Dr. Moriarty has affirmed her report of March 14, 2005 relative to the MRI of the lumbar spine of Christina Claudio, which results were previously set forth above diagnosing lumbar disc desiccation with mild disc space narrowing and a small central disc herniation at L5-S1.
Dr. Colader's report of April 11, 2007 indicates plaintiff was reevaluated on that date and that she reviewed the MRI of the lumbar spine which revealed an HNP (herniated nucleus pulposis) at L5-S1. Dr. Coladner examined plaintiff and quantified the limitations in range of motion found upon examination of plaintiff's lumbar spine with regard to flexion and cervical spine with regard to right rotation. Dr. Coladner indicates plaintiff's condition is guarded, her cervical and lumbar conditions are permanent, and there is a causal relationship between her cervical and lumbar conditions and the motor vehicle accident of January 26, 2005.

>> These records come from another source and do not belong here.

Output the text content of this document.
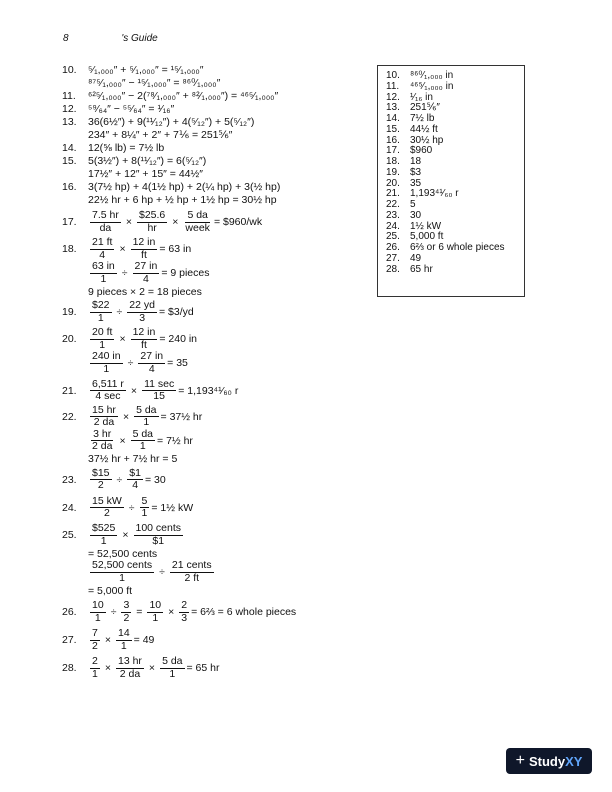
8	's Guide
10.	⁵⁄₁,₀₀₀″ + ⁵⁄₁,₀₀₀″ = ¹⁵⁄₁,₀₀₀″
⁸⁷⁵⁄₁,₀₀₀″ − ¹⁵⁄₁,₀₀₀″ = ⁸⁶⁰⁄₁,₀₀₀″
11.	⁶²⁵⁄₁,₀₀₀″ − 2(⁷⁸⁄₁,₀₀₀″ + ⁸²⁄₁,₀₀₀″) = ⁴⁶⁵⁄₁,₀₀₀″
12.	⁵⁹⁄₆₄″ − ⁵⁵⁄₆₄″ = ¹⁄₁₆″
13.	36(6½″) + 9(¹¹⁄₁₂″) + 4(⁵⁄₁₂″) + 5(⁵⁄₁₂″)
234″ + 8¼″ + 2″ + 7⅙ = 251⅚″
14.	12(⅝ lb) = 7½ lb
15.	5(3½″) + 8(¹¹⁄₁₂″) = 6(⁵⁄₁₂″)
17½″ + 12″ + 15″ = 44½″
16.	3(7½ hp) + 4(1½ hp) + 2(¼ hp) + 3(½ hp)
22½ hr + 6 hp + ½ hp + 1½ hp = 30½ hp
17.	$\frac{7.5 hr}{da} \times \frac{\$25.6}{hr} \times \frac{5 da}{\text{week}}$ = $960/wk
18.	$\frac{21 ft}{4} \times \frac{12 in}{ft} = 63$ in
$\frac{63 in}{1} \div \frac{27 in}{4} = 9$ pieces
9 pieces × 2 = 18 pieces
19.	$\frac{\$22}{1} \div \frac{22 yd}{3}$ = $3/yd
20.	$\frac{20 ft}{1} \times \frac{12 in}{ft} = 240$ in
$\frac{240 in}{1} \div \frac{27 in}{4} = 35$
21.	$\frac{6,511 r}{4 \sec} \times \frac{11 \sec}{15}$ = 1,193⁴¹⁄₆₀ r
22.	$\frac{15 hr}{2 da} \times \frac{5 da}{1}$ = 37½ hr
$\frac{3 hr}{2 da} \times \frac{5 da}{1}$ = 7½ hr
37½ hr + 7½ hr = 5
23.	$\frac{\$15}{2} \div \frac{\$1}{4} = 30$
24.	$\frac{15 kW}{2} \div \frac{5}{1}$ = 1½ kW
25.	$\frac{\$525}{1} \times \frac{\text{100 cents}}{\$1}$
= 52,500 cents
$\frac{\text{52,500 cents}}{1} \div \frac{\text{21 cents}}{2 ft}$
= 5,000 ft
26.	$\frac{10}{1} \div \frac{3}{2} = \frac{10}{1} \times \frac{2}{3}$ = 6⅔ = 6 whole pieces
27.	$\frac{7}{2} \times \frac{14}{1} = 49$
28.	$\frac{2}{1} \times \frac{13 hr}{2 da} \times \frac{5 da}{1} = 65$ hr
10.	⁸⁶⁰⁄₁,₀₀₀ in
11.	⁴⁶⁵⁄₁,₀₀₀ in
12.	¹⁄₁₆ in
13.	251⅚″
14.	7½ lb
15.	44½ ft
16.	30½ hp
17.	$960
18.	18
19.	$3
20.	35
21.	1,193⁴¹⁄₆₀ r
22.	5
23.	30
24.	1½ kW
25.	5,000 ft
26.	6⅔ or 6 whole pieces
27.	49
28.	65 hr
+ Study XY
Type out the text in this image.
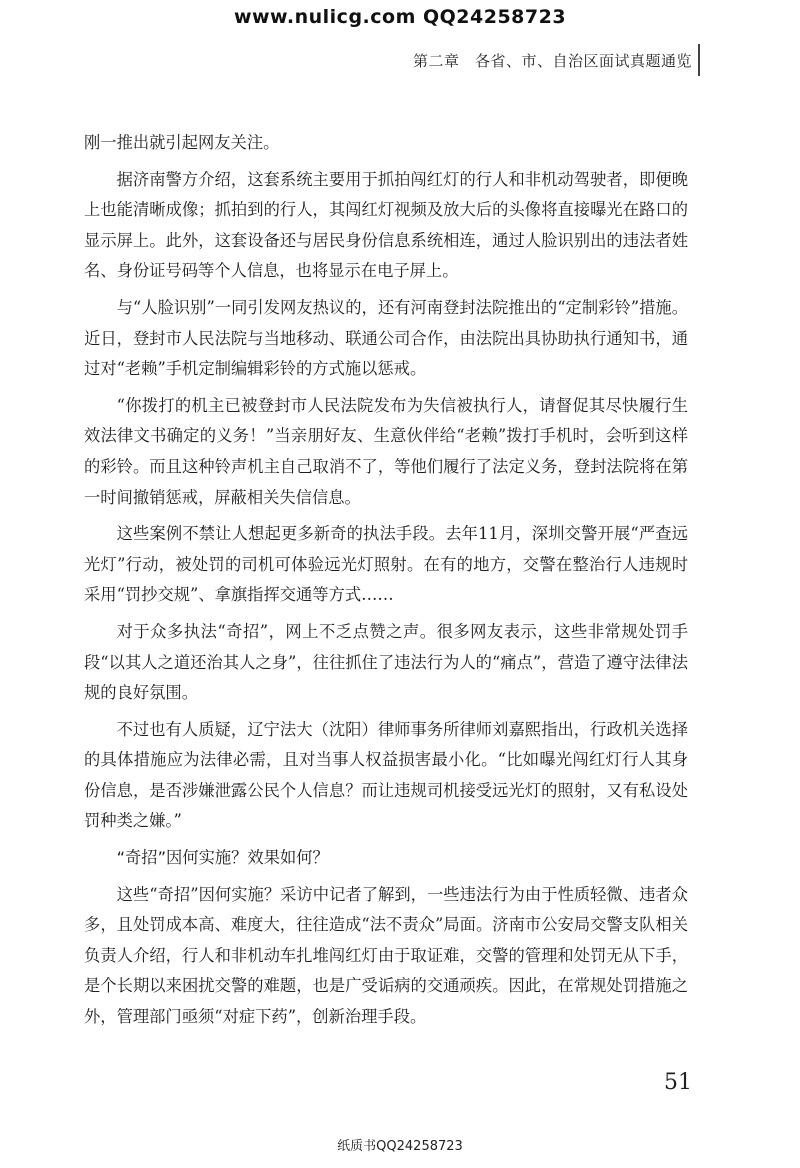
www.nulicg.com QQ24258723
第二章　各省、市、自治区面试真题通览

刚一推出就引起网友关注。

据济南警方介绍，这套系统主要用于抓拍闯红灯的行人和非机动驾驶者，即便晚上也能清晰成像；抓拍到的行人，其闯红灯视频及放大后的头像将直接曝光在路口的显示屏上。此外，这套设备还与居民身份信息系统相连，通过人脸识别出的违法者姓名、身份证号码等个人信息，也将显示在电子屏上。

与“人脸识别”一同引发网友热议的，还有河南登封法院推出的“定制彩铃”措施。近日，登封市人民法院与当地移动、联通公司合作，由法院出具协助执行通知书，通过对“老赖”手机定制编辑彩铃的方式施以惩戒。

“你拨打的机主已被登封市人民法院发布为失信被执行人，请督促其尽快履行生效法律文书确定的义务！”当亲朋好友、生意伙伴给“老赖”拨打手机时，会听到这样的彩铃。而且这种铃声机主自己取消不了，等他们履行了法定义务，登封法院将在第一时间撤销惩戒，屏蔽相关失信信息。

这些案例不禁让人想起更多新奇的执法手段。去年11月，深圳交警开展“严查远光灯”行动，被处罚的司机可体验远光灯照射。在有的地方，交警在整治行人违规时采用“罚抄交规”、拿旗指挥交通等方式……

对于众多执法“奇招”，网上不乏点赞之声。很多网友表示，这些非常规处罚手段“以其人之道还治其人之身”，往往抓住了违法行为人的“痛点”，营造了遵守法律法规的良好氛围。

不过也有人质疑，辽宁法大（沈阳）律师事务所律师刘嘉熙指出，行政机关选择的具体措施应为法律必需，且对当事人权益损害最小化。“比如曝光闯红灯行人其身份信息，是否涉嫌泄露公民个人信息？而让违规司机接受远光灯的照射，又有私设处罚种类之嫌。”

“奇招”因何实施？效果如何？

这些“奇招”因何实施？采访中记者了解到，一些违法行为由于性质轻微、违者众多，且处罚成本高、难度大，往往造成“法不责众”局面。济南市公安局交警支队相关负责人介绍，行人和非机动车扎堆闯红灯由于取证难，交警的管理和处罚无从下手，是个长期以来困扰交警的难题，也是广受诟病的交通顽疾。因此，在常规处罚措施之外，管理部门亟须“对症下药”，创新治理手段。

51
纸质书QQ24258723
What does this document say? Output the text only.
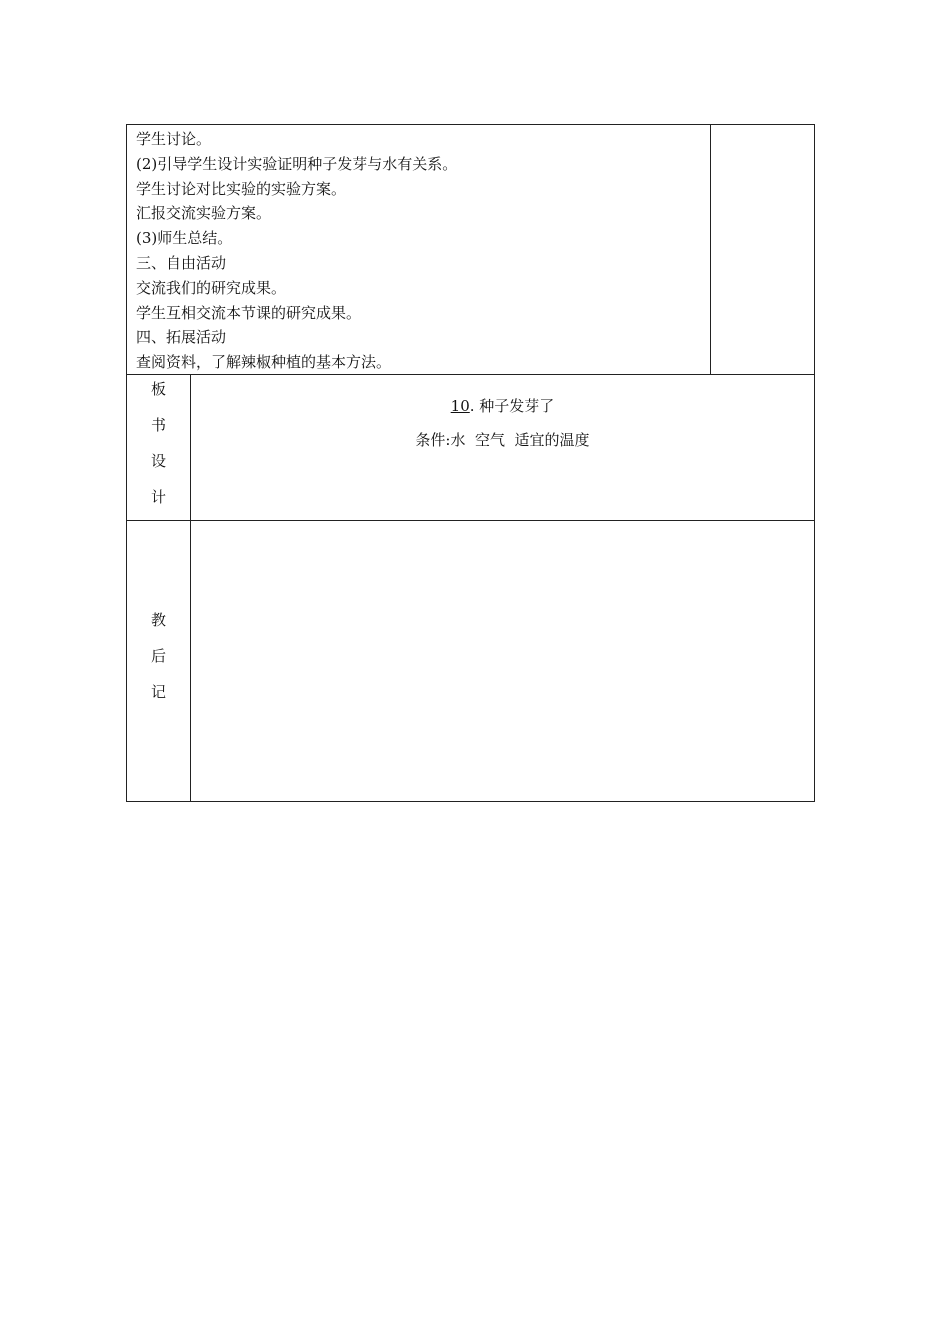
学生讨论。
(2)引导学生设计实验证明种子发芽与水有关系。
学生讨论对比实验的实验方案。
汇报交流实验方案。
(3)师生总结。
三、自由活动
交流我们的研究成果。
学生互相交流本节课的研究成果。
四、拓展活动
查阅资料，了解辣椒种植的基本方法。
板
书
设
计
10. 种子发芽了
条件:水  空气  适宜的温度
教
后
记
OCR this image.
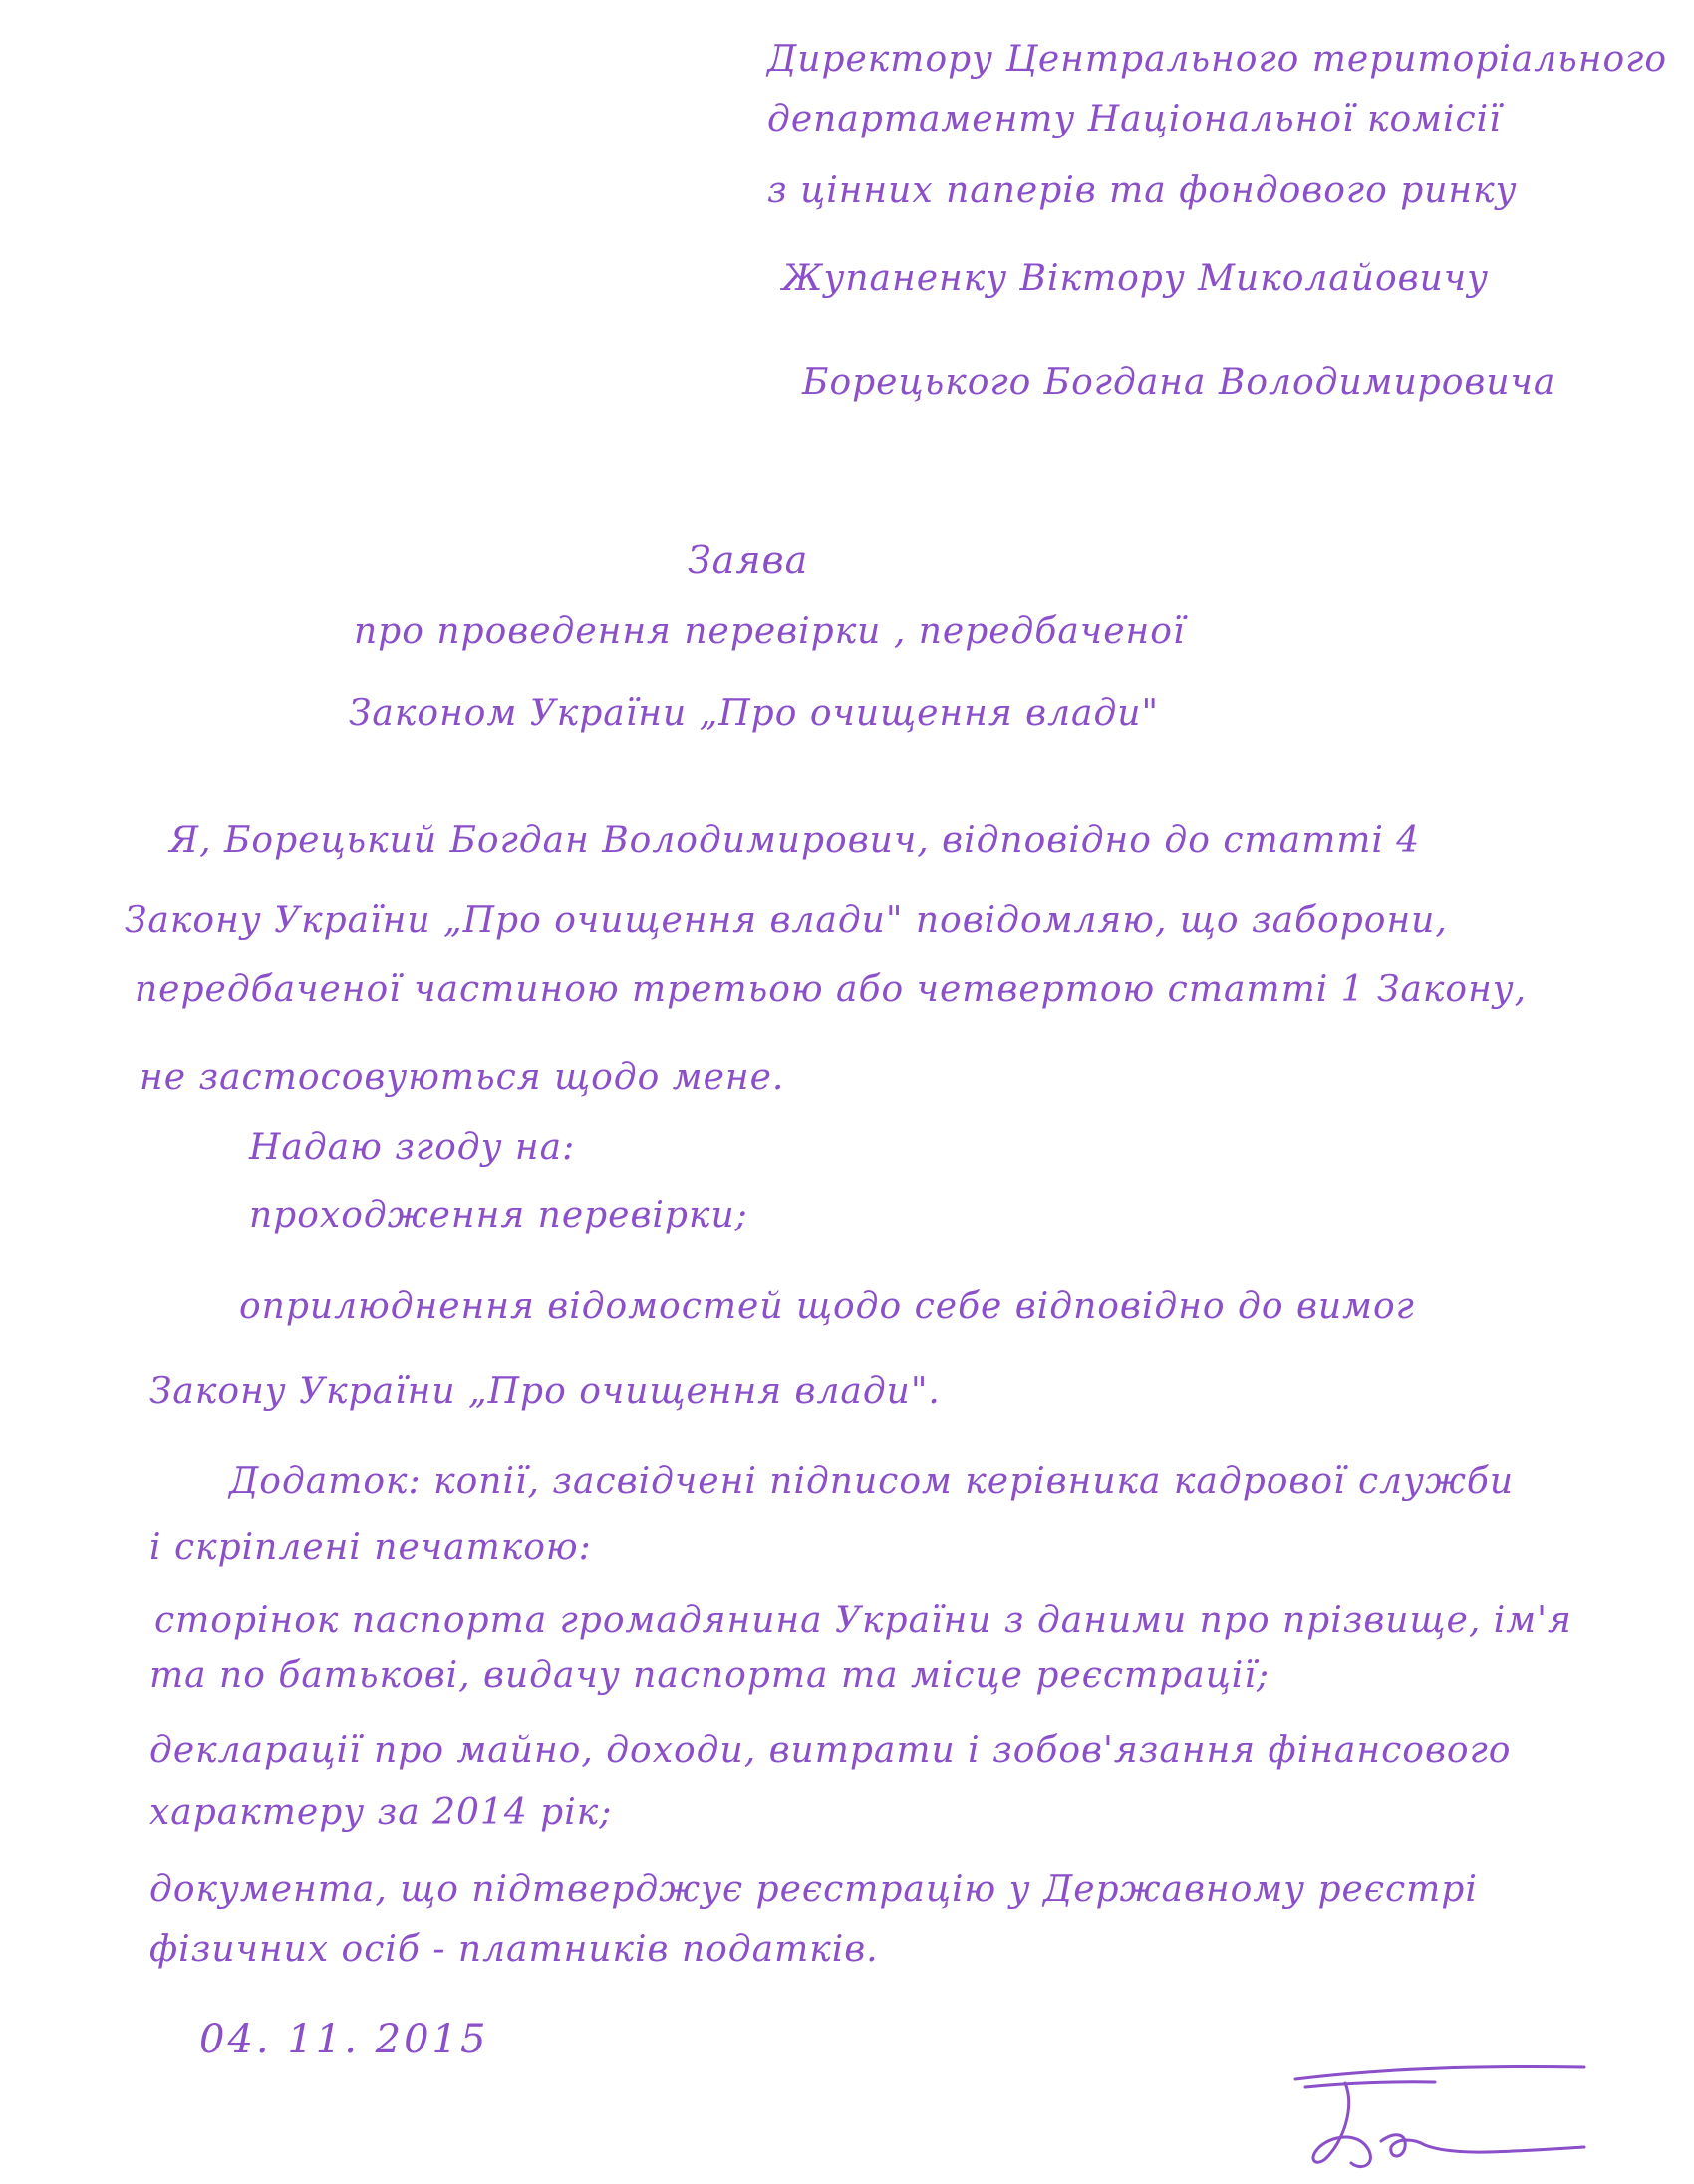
Директору Центрального територіального
департаменту Національної комісії
з цінних паперів та фондового ринку
Жупаненку Віктору Миколайовичу
Борецького Богдана Володимировича
Заява
про проведення перевірки , передбаченої
Законом України „Про очищення влади"
Я, Борецький Богдан Володимирович, відповідно до статті 4
Закону України „Про очищення влади" повідомляю, що заборони,
передбаченої частиною третьою або четвертою статті 1 Закону,
не застосовуються щодо мене.
Надаю згоду на:
проходження перевірки;
оприлюднення відомостей щодо себе відповідно до вимог
Закону України „Про очищення влади".
Додаток: копії, засвідчені підписом керівника кадрової служби
і скріплені печаткою:
сторінок паспорта громадянина України з даними про прізвище, ім'я
та по батькові, видачу паспорта та місце реєстрації;
декларації про майно, доходи, витрати і зобов'язання фінансового
характеру за 2014 рік;
документа, що підтверджує реєстрацію у Державному реєстрі
фізичних осіб - платників податків.
04. 11. 2015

Based upon the foregoing, plaintiff has demonstrated quantified limitations in movement of her cervical and lumbar spine, ongoing treatment and a disc herniation at L5-S1. Disc herniation and limited range of motion based on objective findings may constitute evidence of serious injury ( Jankowsky v Smith , 294 AD2d 540; 742 NYS2d 876 [2nd Dept 2000]). Plaintiff has given testimony as to the activities in her daily living which are affected by these claimed injuries which Dr. Coladner states are permanent. Based upon the factual issues raised in the report of Dr. Coladner, the MRI reports affirmed by Dr. Moriarty, and plaintiff's deposition testimony, it is determined that plaintiff has met her burden by clearly demonstrating that there are factual issues concerning whether or not plaintiff has sustained a serious injury within the meaning of Insurance Law § 5102(d), and whether these injuries are permanent in nature, thus precluding summary judgment.
Accordingly, defendants' motion (001) for an order granting summary judgment on the issue of serious injury is denied.